APPROX_COUNT_DISTINCT (Transact-SQL)
Applies to: SQL Server 2019 (15.x) Azure SQL Database Azure SQL Managed Instance Azure Synapse Analytics SQL analytics endpoint in Microsoft Fabric Warehouse in Microsoft Fabric
This function returns the approximate number of unique non-null values in a group.
Transact-SQL syntax conventions
Syntax
APPROX_COUNT_DISTINCT ( expression )
Arguments
expression
An expression of any type, except image, sql_variant, ntext, or text.
Return types
bigint
Remarks
APPROX_COUNT_DISTINCT( expression )
evaluates an expression for each row in a group, and returns the approximate number of unique non-null values in a group. This function is designed to provide aggregations across large data sets where responsiveness is more critical than absolute precision.
APPROX_COUNT_DISTINCT
is designed for use in big data scenarios and is optimized for the following conditions:
- Access of data sets that are millions of rows or higher and
- Aggregation of a column or columns that have many distinct values
The function implementation guarantees up to a 2% error rate within a 97% probability.
APPROX_COUNT_DISTINCT
requires less memory than an exhaustive COUNT DISTINCT operation. Given the smaller memory footprint, APPROX_COUNT_DISTINCT
is less likely to spill memory to disk compared to a precise COUNT DISTINCT operation. To learn more about the algorithm used to achieve this, see HyperLogLog.
Note
With collation sensitive strings, APPROX_COUNT_DISTINCT uses a binary match and provides results that would have been generated in the presence of BIN collations and not BIN2.
Examples
A. Using APPROX_COUNT_DISTINCT
This example returns the approximate number of different order keys from the orders table.

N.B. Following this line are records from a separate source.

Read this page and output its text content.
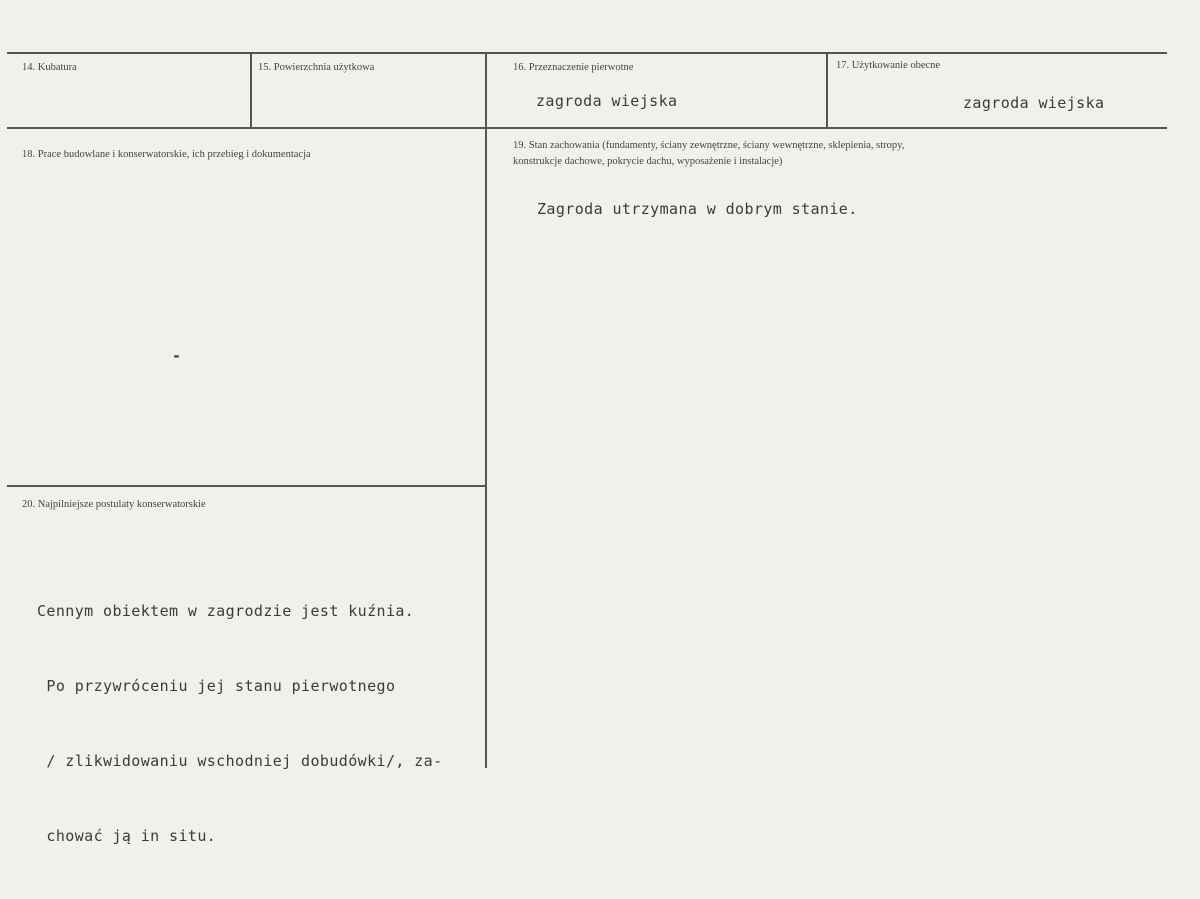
14. Kubatura	15. Powierzchnia użytkowa	16. Przeznaczenie pierwotne
zagroda wiejska
17. Użytkowanie obecne
zagroda wiejska
18. Prace budowlane i konserwatorskie, ich przebieg i dokumentacja
-
19. Stan zachowania (fundamenty, ściany zewnętrzne, ściany wewnętrzne, sklepienia, stropy,
konstrukcje dachowe, pokrycie dachu, wyposażenie i instalacje)
Zagroda utrzymana w dobrym stanie.
20. Najpilniejsze postulaty konserwatorskie

Cennym obiektem w zagrodzie jest kuźnia.

Po przywróceniu jej stanu pierwotnego

/ zlikwidowaniu wschodniej dobudówki/, za-

chować ją in situ.
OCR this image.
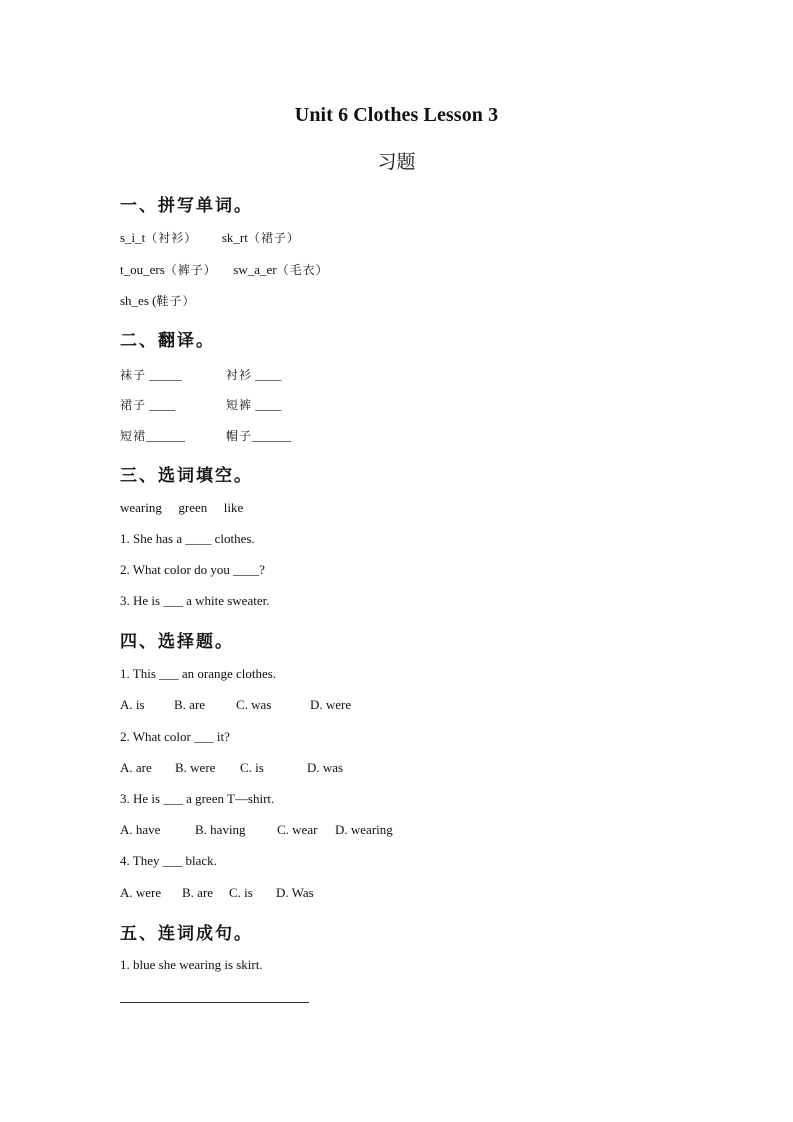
Unit 6 Clothes Lesson 3
习题
一、拼写单词。
s_i_t（衬衫） sk_rt（裙子）
t_ou_ers（裤子） sw_a_er（毛衣）
sh_es (鞋子）
二、翻译。
袜子 _____	衬衫 ____
裙子 ____	短裤 ____
短裙______	帽子______
三、选词填空。
wearing green like
1. She has a ____ clothes.
2. What color do you ____?
3. He is ___ a white sweater.
四、选择题。
1. This ___ an orange clothes.
A. is B. are C. was	D. were
2. What color ___ it?
A. are B. were C. is	D. was
3. He is ___ a green T—shirt.
A. have	B. having C. wear D. wearing
4. They ___ black.
A. were B. are C. is D. Was
五、连词成句。
1. blue she wearing is skirt.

SELECT APPROX_COUNT_DISTINCT(O_OrderKey) AS Approx_Distinct_OrderKey
FROM dbo.Orders;
Here's the result set.
Approx_Distinct_OrderKey
------------------------
15164704
B. Using APPROX_COUNT_DISTINCT with GROUP BY
This example returns the approximate number of different order keys by order status from the orders table.
SELECT O_OrderStatus, APPROX_COUNT_DISTINCT(O_OrderKey) AS Approx_Distinct_OrderKey
FROM dbo.Orders
GROUP BY O_OrderStatus
ORDER BY O_OrderStatus;
Here's the result set.
O_OrderStatus Approx_Distinct_OrderKey
---------------------------------------------------------------- ------------------------
F 7397838
O 7387803
P 388036